Deutlicher Zuwachs

Mitgliedermitteilung: 2011 hat EXIT über 6'000 Neueintritte verzeichnet. Dies weist der Jahresbericht unseres Vereins aus, der im "EXIT-Info" 1.12 publiziert ist. Der Anstieg bestätigt einen seit 2008 anhaltenden Trend; so gross wie 2011 war der Zuwachs allerdings noch nie. Heute zählt der Verein mehr als 58'000 Mitglieder allein in der Deutschschweiz und dem Tessin, zusammen mit der Westschweiz gegen 80'000.

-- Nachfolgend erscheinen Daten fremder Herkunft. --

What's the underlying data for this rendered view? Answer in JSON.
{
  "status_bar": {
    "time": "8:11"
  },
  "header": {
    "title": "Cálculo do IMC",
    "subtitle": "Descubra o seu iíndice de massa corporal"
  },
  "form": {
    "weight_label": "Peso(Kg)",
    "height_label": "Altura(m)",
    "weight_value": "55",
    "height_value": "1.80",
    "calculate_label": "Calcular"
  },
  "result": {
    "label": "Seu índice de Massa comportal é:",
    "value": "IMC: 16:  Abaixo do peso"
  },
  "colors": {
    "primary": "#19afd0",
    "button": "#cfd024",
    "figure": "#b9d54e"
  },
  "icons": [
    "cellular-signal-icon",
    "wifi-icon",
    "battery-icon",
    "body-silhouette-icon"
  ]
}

EXIT führt den Zuwachs unter anderem auf die neue Patientenverfügung zurück. Diese ist bereits der neuen rechtlichen Situation ab 2013 (Erwachsenenschutzrecht) angepasst und zählt zu den besten in der Schweiz. Auf jeden Fall waren die dazu durchgeführten Informations-Veranstaltungen allesamt überbelegt. An die Anlässe in Basel, Bern und Zürich kamen jedes Mal Hunderte Interessierte. Die Abgabe, sichere Hinterlegung und rechtliche Durchsetzung der EXIT-Patienten-verfügung ist für Mitglieder kostenlos.

Unser Verein hatte im vergangenen Jahr zudem mehr als 1'500 Sterbehilfe-Anfragen. Im Zuge der Beratungen sind bei 468 Mitgliedern Abklärungen für eine fürsorgliche Begleitung beim Freitod getroffen worden (so genannte Akteneröffnungen, 10 Prozent mehr als 2010). Insgesamt haben die ehrenamtlichen EXIT-Begleiterinnen 2011 305 Schwerleidende beim Freitod mitmenschlich betreut. Damit haben erneut mehr Mitglieder die Anwesenheit einer Sterbebegleiterin in Anspruch genommen. Im Jahr 2010 hatten sich noch 257 schwer leidende oder sterbenskranke Patienten begleiten lassen.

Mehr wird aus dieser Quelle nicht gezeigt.